Vandersee smiled broadly. He admired the cheery ex-salesman. He rose to his feet, carefully dusting off his knees, and replied:

"That accident with the anchors was nothing but chance, Mr. Little. If I smiled, it was simply because there was an element of humor in your amazement at the result of your meddling. I assure you that was all."

"Then why not push right after Leyden now and get the thing settled one way or the other?" blurted Barry. "All this stuff about opium smuggling doesn't concern us much. We came here on a definite errand for Cornelius Houten, and it seems that's a flivver. What's to hinder Little and myself clearing out from here? Your affair with Leyden isn't our affair, is it?"

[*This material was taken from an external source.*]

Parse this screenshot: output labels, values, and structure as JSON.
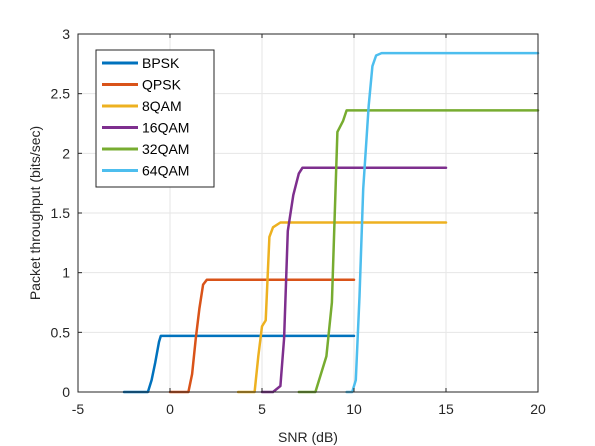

"Oh, Cap'n, I forgot to tell you the Barang's sunk," put in Jerry Rolfe, who had approached and had been listening. "It clean slipped my mind, in the excitement."

"Barang's sunk?" echoed Barry and Vandersee together. And queerly enough, Vandersee evinced the greater alarm.

"Sure. She was scuttled by some water rats, and her lines cut. I just managed to get her down river and across the channel, so as to block up the Padang; then she settled in the mud."

"Thank Heaven!" burst from Vandersee, and his round face, which had gone dead white, became normal in color again. Barry and Little stared at him in amazement, but his smile told them nothing.

"I'm thankful even that your ship is sunk, Captain, since it is sunk as a barrier to the Padang," he said, and left them still in a fog. "But I am forgetting, and you, Miss Sheldon, are permitting me to forget, that our friends here need more comfort than we can give them in the jungle."